Темнота подступила сразу, как только Яровой покинул освещенный причал. Ветер трепал одежду. Морозил. Аркадий шел, угнув голову, время от времени смотрел, далеко ли еще до колхозного причала. Леденело лицо, руки. Они, казалось, потеряли всякую чувствительность.
Время тянулось бесконечно, как ночь. Наконец, колхозные суда выглянули из темноты неясными контурами. Небольшие катера жались к громадным морозильщикам, досыпали свои последние, спокойные часы, перед выходом в море. Аркадий заметил, что на палубе одной из мэрээсок[36] кто-то курит. Кому-то тоже не спалось.
— Послушай! Скажи, твое судно сегодня пойдет в море? — спросил он курившего.
— Слушай, друг, а зачем мы тогда здесь торчим? Конечно, пойдем! — ответил голос с палубы.
— Возьмите меня до устья!
— Давай! Почему не взять! — зашевелился человек на палубе и опустил трап. — Проходи в каюту! — услышал он голос рядом с собой. И человек открыл перед ним дверь. — Иди, согрейся, весь дрожишь.
— Когда пойдем? — спросил его Яровой.
— Через полчаса. Ложись. Два часа можешь спать. Как будем подходить к устью, разбужу, — и, укрыв полушубком, вышел из каюты.
Яровой не слышал, как судно отошло от берега. Не чувствовал, как капитан заботливо поправил полушубок на нем. Как сушил его ботинки и куртку над раскаленной печуркой. Как долго стоял в задумчивости — разбудить или не надо? А горячий, только что сваренный краб, обжигал руки.
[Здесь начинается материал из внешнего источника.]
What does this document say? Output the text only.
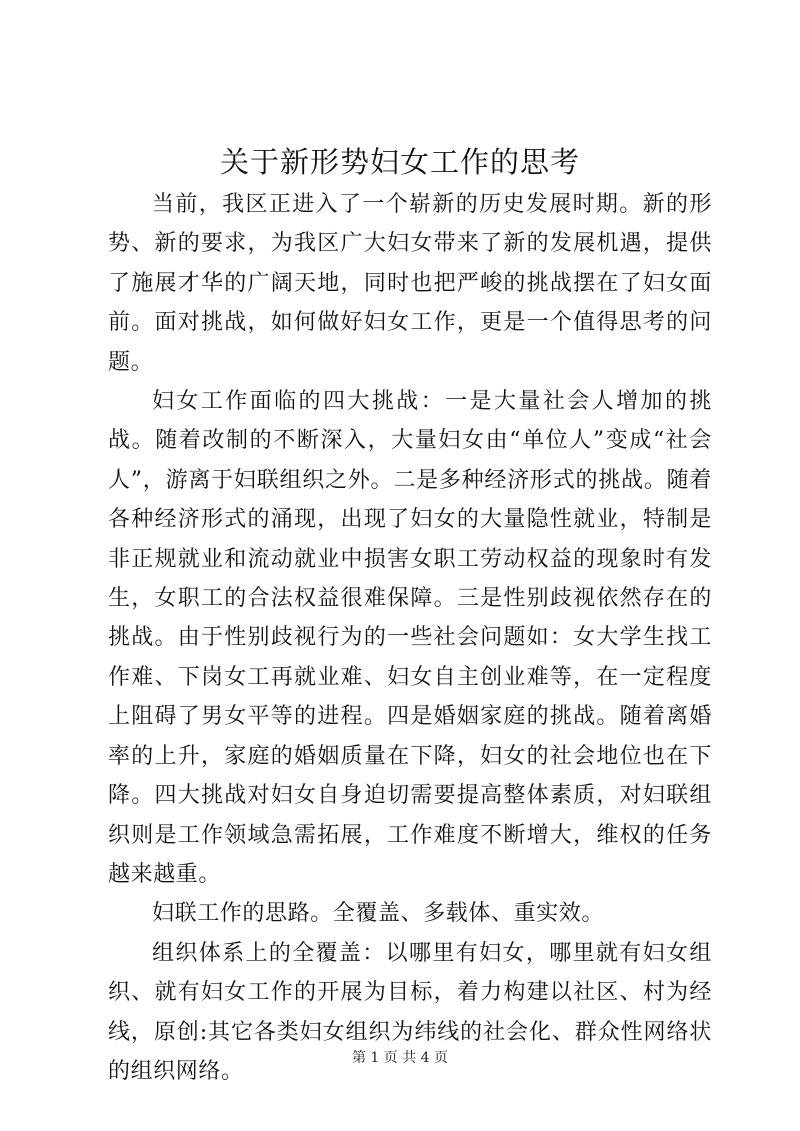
关于新形势妇女工作的思考

当前，我区正进入了一个崭新的历史发展时期。新的形势、新的要求，为我区广大妇女带来了新的发展机遇，提供了施展才华的广阔天地，同时也把严峻的挑战摆在了妇女面前。面对挑战，如何做好妇女工作，更是一个值得思考的问题。

妇女工作面临的四大挑战：一是大量社会人增加的挑战。随着改制的不断深入，大量妇女由“单位人”变成“社会人”，游离于妇联组织之外。二是多种经济形式的挑战。随着各种经济形式的涌现，出现了妇女的大量隐性就业，特制是非正规就业和流动就业中损害女职工劳动权益的现象时有发生，女职工的合法权益很难保障。三是性别歧视依然存在的挑战。由于性别歧视行为的一些社会问题如：女大学生找工作难、下岗女工再就业难、妇女自主创业难等，在一定程度上阻碍了男女平等的进程。四是婚姻家庭的挑战。随着离婚率的上升，家庭的婚姻质量在下降，妇女的社会地位也在下降。四大挑战对妇女自身迫切需要提高整体素质，对妇联组织则是工作领域急需拓展，工作难度不断增大，维权的任务越来越重。

妇联工作的思路。全覆盖、多载体、重实效。

组织体系上的全覆盖：以哪里有妇女，哪里就有妇女组织、就有妇女工作的开展为目标，着力构建以社区、村为经线，原创:其它各类妇女组织为纬线的社会化、群众性网络状的组织网络。

第 1 页 共 4 页
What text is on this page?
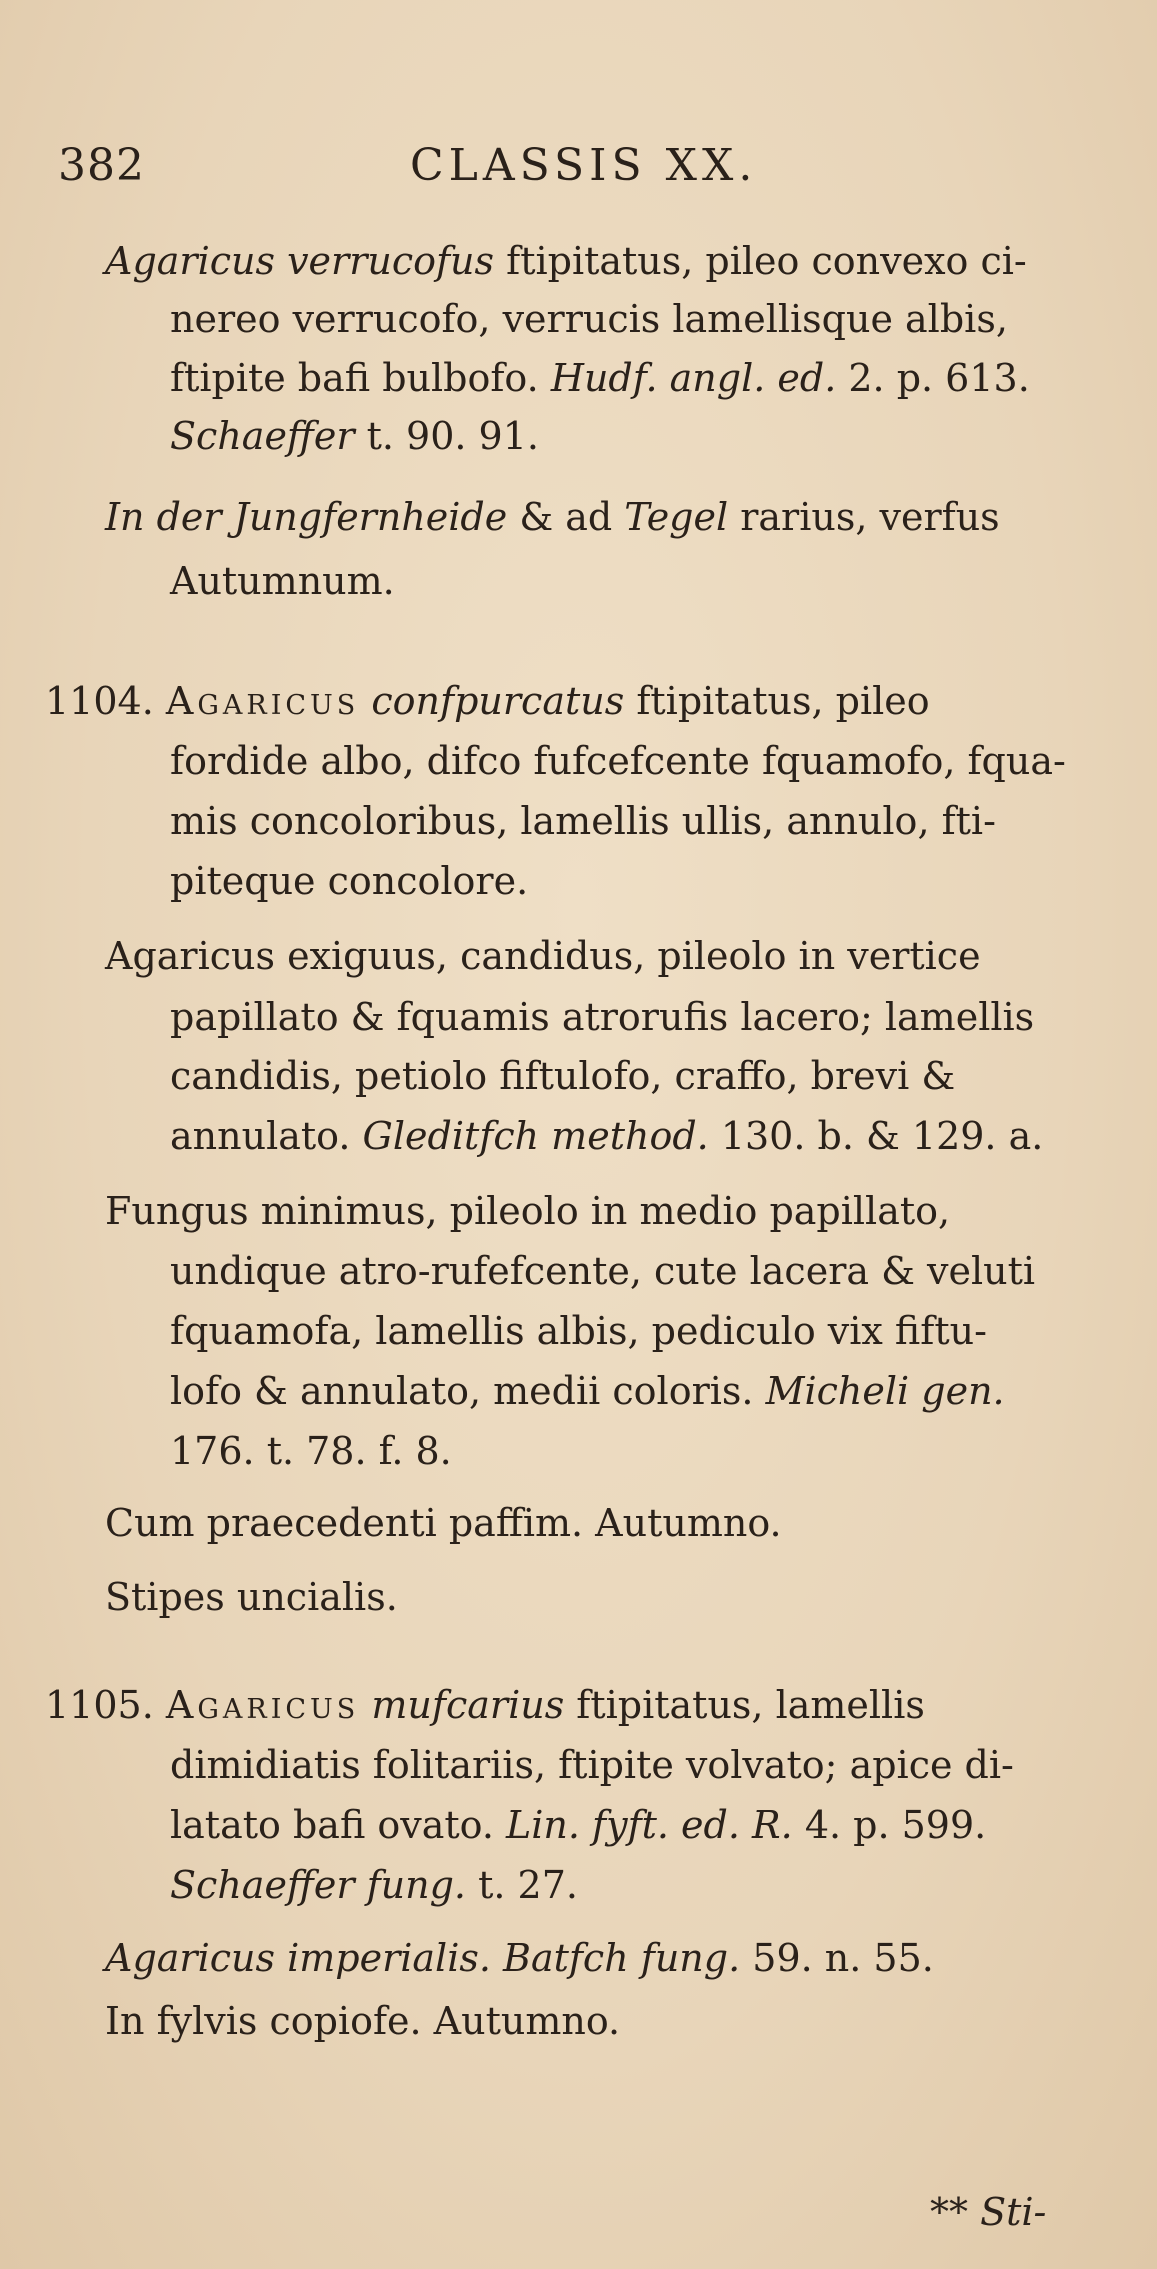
382	CLASSIS XX.
Agaricus verrucofus ftipitatus, pileo convexo ci-
nereo verrucofo, verrucis lamellisque albis,
ftipite bafi bulbofo. Hudf. angl. ed. 2. p. 613.
Schaeffer t. 90. 91.
In der Jungfernheide & ad Tegel rarius, verfus
Autumnum.
1104. Agaricus confpurcatus ftipitatus, pileo
fordide albo, difco fufcefcente fquamofo, fqua-
mis concoloribus, lamellis ullis, annulo, fti-
piteque concolore.
Agaricus exiguus, candidus, pileolo in vertice
papillato & fquamis atrorufis lacero; lamellis
candidis, petiolo fiftulofo, craffo, brevi &
annulato. Gleditfch method. 130. b. & 129. a.
Fungus minimus, pileolo in medio papillato,
undique atro-rufefcente, cute lacera & veluti
fquamofa, lamellis albis, pediculo vix fiftu-
lofo & annulato, medii coloris. Micheli gen.
176. t. 78. f. 8.
Cum praecedenti paffim. Autumno.
Stipes uncialis.
1105. Agaricus mufcarius ftipitatus, lamellis
dimidiatis folitariis, ftipite volvato; apice di-
latato bafi ovato. Lin. fyft. ed. R. 4. p. 599.
Schaeffer fung. t. 27.
Agaricus imperialis. Batfch fung. 59. n. 55.
In fylvis copiofe. Autumno.
** Sti-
— Э-э! — ломал капитан крабьи ноги и засовывал в пакет. Немного подумал и, тронув за плечо, сказал:
— Вставай, скоро устье! Поешь! Еще успеешь! — и, выловив из бака второго краба, стал отламывать клешни.
— Нет! Не надо!
— Прости! Но больше нечем угостить, — развел руками капитан. И подвинул Яровому кружку чая.
Тот пил. Вдыхая аромат, греясь теплом.
— Откуда будешь? — спросил капитан.
— Из Еревана. А ты откуда?
— Ленинаканский я!
Они смотрели друг на друга удивленно.
— Кэп! По правому борту баржа! — всунулся в каюту дизелист.
— Дай малый ход! — скомандовал капитан. И в один прыжок исчез из каюты.
Сверху из будки послышалась ругань. Отчаянная, злая — рвали душу.